Il y a deux ans, j’avais adoré la compilation Andina : The Sound of Peruvian Andes – Huayno, Carnaval & Cumbia (1968 to 1978), sortie chez Strut. Si elle m’avait tant plu, c’est en grande partie parce que je ne comprenais vraiment pas trop ce qui se passait dans les morceaux, que ce soit au niveau des rythmiques, des arrangements, du mixage, des lignes de chant ou du son des instruments. Je m’étais donc fait la remarque que je ne connaissais rien à la musique péruvienne, et plus largement que j’ignorais à peu tout du Pérou en général. Sur le coup je n’avais d’ailleurs pas cherché à dépasser ce constat, mais par la suite, le hasard me fit tomber sur plusieurs informations mémorables au sujet de ce pays et de son histoire récente.
La première chose – dont j’ai pris connaissance en traduisant de l’anglais une série de podcasts consacrés au sport –, ce sont les aventures rocambolesques de l’équipe péruvienne de football masculin après les éliminatoires du Mondial 2018 : accédant aux phases finales pour la première fois depuis des décennies, les “Blancs et rouges” apprennent, peu après leur qualification, la suspension pour un an de leur attaquant-star Pablo Guerrero, contrôlé positif à un test anti-dopage – un an hors du terrain voulant dire pour lui qu’il ne pourra pas intégrer l’effectif lors de la Coupe du monde. Mais on découvre vite que le produit dopant décelé n’en est pas vraiment un, puisqu’il s’agit d’infimes traces de feuilles de coca, que le joueur aurait consommé sous forme d’infusion dans un hôtel de Lima avant un match des phases préparatoires (il semblerait que tout le monde boive ça comme de la tisane là-bas, même si personnellement, à la place de Guerrero, j’aurais évité de siroter cette boisson chaude vu la situation, enfin bref maintenant c’est fait).
Là-dessus, c’est tout le Pérou qui s’insurge, notamment contre le personnel et la direction de l’hôtel : la page TripAdvisor de l’établissement se retrouve submergée de commentaires hyper malveillants – genre ils racontent que les chambres sont infestées de cafards, que les serveurs crachent dans les cocktails, que les grooms font les poches des clients, etc. – et Guerrero est obligé de demander aux fans les plus remontés de se calmer et surtout d’annuler les notations injustes qu’ils ont postées en masse (le Swisshotel n’a alors plus qu’une étoile sur cinq sur la célèbre plateforme de voyageurs, autant dire que plus personne n’a envie de réserver là-bas).
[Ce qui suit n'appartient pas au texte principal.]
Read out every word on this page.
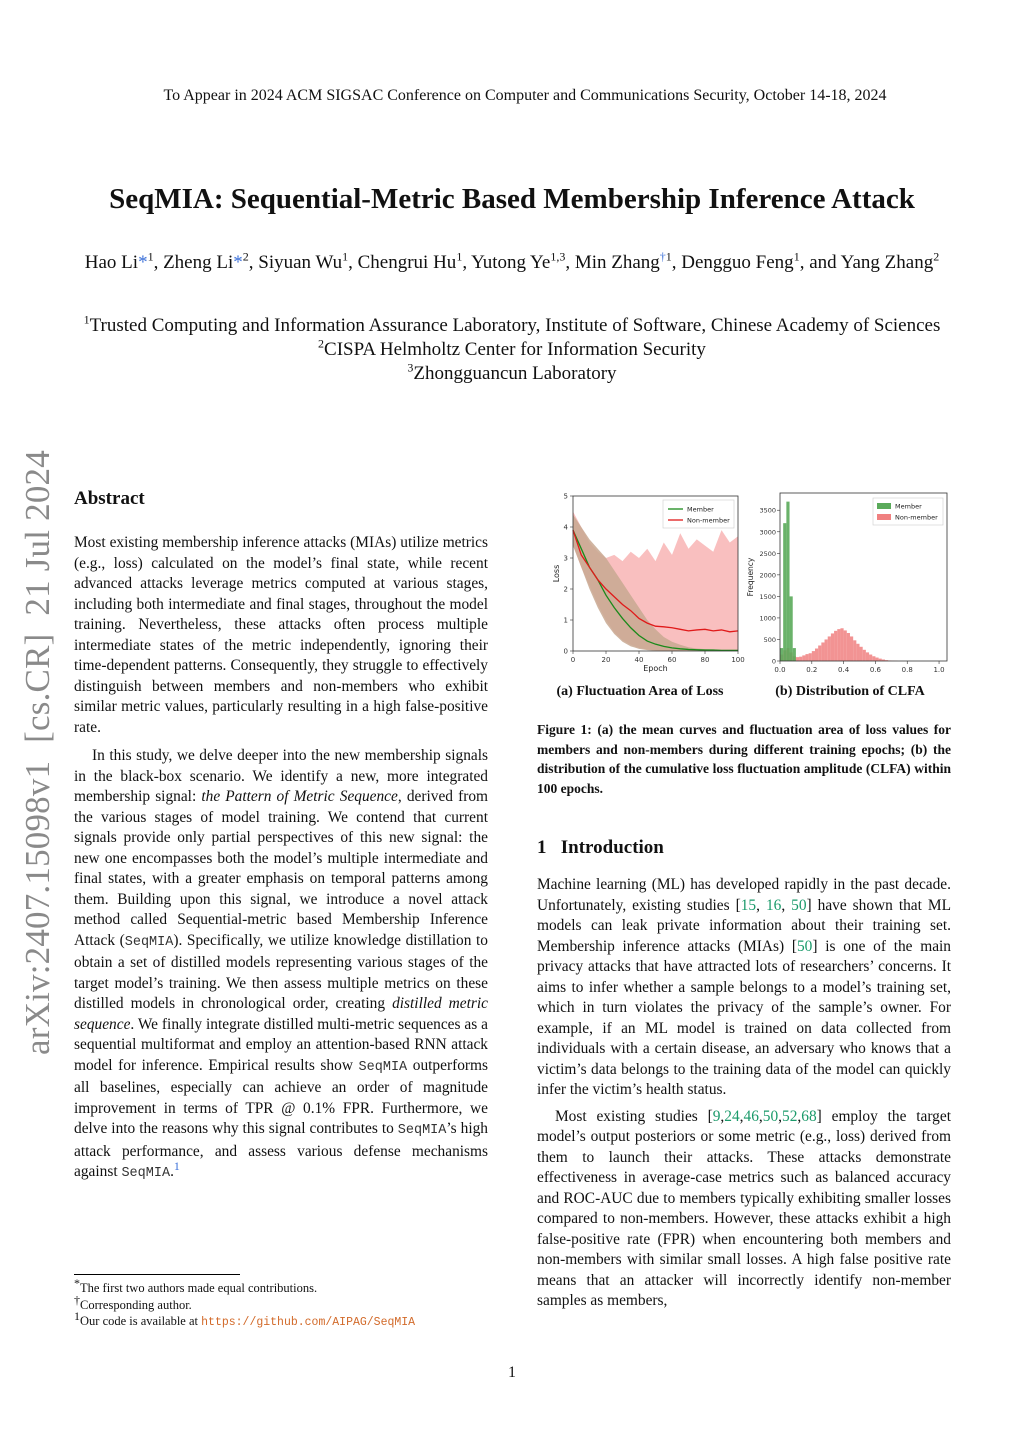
To Appear in 2024 ACM SIGSAC Conference on Computer and Communications Security, October 14-18, 2024
SeqMIA: Sequential-Metric Based Membership Inference Attack
Hao Li*$^1$, Zheng Li*$^2$, Siyuan Wu$^1$, Chengrui Hu$^1$, Yutong Ye$^{1,3}$, Min Zhang$^{\dagger 1}$, Dengguo Feng$^1$, and Yang Zhang$^2$
$^1$Trusted Computing and Information Assurance Laboratory, Institute of Software, Chinese Academy of Sciences
$^2$CISPA Helmholtz Center for Information Security
$^3$Zhongguancun Laboratory
arXiv:2407.15098v1  [cs.CR]  21 Jul 2024 Abstract

Most existing membership inference attacks (MIAs) utilize metrics (e.g., loss) calculated on the model’s final state, while recent advanced attacks leverage metrics computed at various stages, including both intermediate and final stages, throughout the model training. Nevertheless, these attacks often process multiple intermediate states of the metric independently, ignoring their time-dependent patterns. Consequently, they struggle to effectively distinguish between members and non-members who exhibit similar metric values, particularly resulting in a high false-positive rate.

In this study, we delve deeper into the new membership signals in the black-box scenario. We identify a new, more integrated membership signal: the Pattern of Metric Sequence, derived from the various stages of model training. We contend that current signals provide only partial perspectives of this new signal: the new one encompasses both the model’s multiple intermediate and final states, with a greater emphasis on temporal patterns among them. Building upon this signal, we introduce a novel attack method called Sequential-metric based Membership Inference Attack (SeqMIA). Specifically, we utilize knowledge distillation to obtain a set of distilled models representing various stages of the target model’s training. We then assess multiple metrics on these distilled models in chronological order, creating distilled metric sequence. We finally integrate distilled multi-metric sequences as a sequential multiformat and employ an attention-based RNN attack model for inference. Empirical results show SeqMIA outperforms all baselines, especially can achieve an order of magnitude improvement in terms of TPR @ 0.1% FPR. Furthermore, we delve into the reasons why this signal contributes to SeqMIA’s high attack performance, and assess various defense mechanisms against SeqMIA.$^1$

*The first two authors made equal contributions.
†Corresponding author.
$^1$Our code is available at https://github.com/AIPAG/SeqMIA
0	20	40	60	80	100
0
1
2
3
4
5
Epoch
Loss
Member
Non-member
0.0	0.2	0.4	0.6	0.8	1.0
0
500
1000
1500
2000
2500
3000
3500
Frequency
Member
Non-member
(a) Fluctuation Area of Loss	(b) Distribution of CLFA
Figure 1: (a) the mean curves and fluctuation area of loss values for members and non-members during different training epochs; (b) the distribution of the cumulative loss fluctuation amplitude (CLFA) within 100 epochs.
1   Introduction

Machine learning (ML) has developed rapidly in the past decade. Unfortunately, existing studies [15, 16, 50] have shown that ML models can leak private information about their training set. Membership inference attacks (MIAs) [50] is one of the main privacy attacks that have attracted lots of researchers’ concerns. It aims to infer whether a sample belongs to a model’s training set, which in turn violates the privacy of the sample’s owner. For example, if an ML model is trained on data collected from individuals with a certain disease, an adversary who knows that a victim’s data belongs to the training data of the model can quickly infer the victim’s health status.

Most existing studies [9,24,46,50,52,68] employ the target model’s output posteriors or some metric (e.g., loss) derived from them to launch their attacks. These attacks demonstrate effectiveness in average-case metrics such as balanced accuracy and ROC-AUC due to members typically exhibiting smaller losses compared to non-members. However, these attacks exhibit a high false-positive rate (FPR) when encountering both members and non-members with similar small losses. A high false positive rate means that an attacker will incorrectly identify non-member samples as members,

1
L’avant-centre fait appel de la décision de la commission de discipline de la FIFA, qui lui propose d’abord une réduction de la durée de sa suspension, qui lui permettrait de jouer le Mondial. Mais cela ne lui suffit pas, le mec est fier, son honneur est en jeu, il veut être blanchi : puisqu’il n’a commis aucun crime, il ne mérite aucune peine. Mais là c’est le Tribunal arbitral du sport qui va commencer à le trouver un peu gonflé, et donc décider de revoir la décision de la FIFA : bim, la suspension est rallongée et le revoilà privé de Mondial. Bah ouais, fallait pas tenter el diablo, Pablo. Et puis là, ultime coup de théâtre, juste avant le début de la compétition, le Tribunal fédéral suisse (dont je comprends pas bien ce qu’il vient faire là, puisque la Coupe du monde se joue en Russie, mais passons) annonce que la sanction est suspendue, et qu’en en gros elle sera appliquée ultérieurement – Guerrero pourra donc bien aller fouler les pelouses de Saransk ou de Sotchi. Sur place, l’équipe s’éclipse hélas dès les poules en perdant contre le Danemark et la France mais elle termine par une victoire symbolique – dans le bon sens du terme – deux buts à zéro contre l’Australie et rentre donc très contente au pays. J’ai envie de dire “ah bah d’accord, tout ça pour ça !”, mais j’ai l’impression que je manque d’éléments pour me moquer.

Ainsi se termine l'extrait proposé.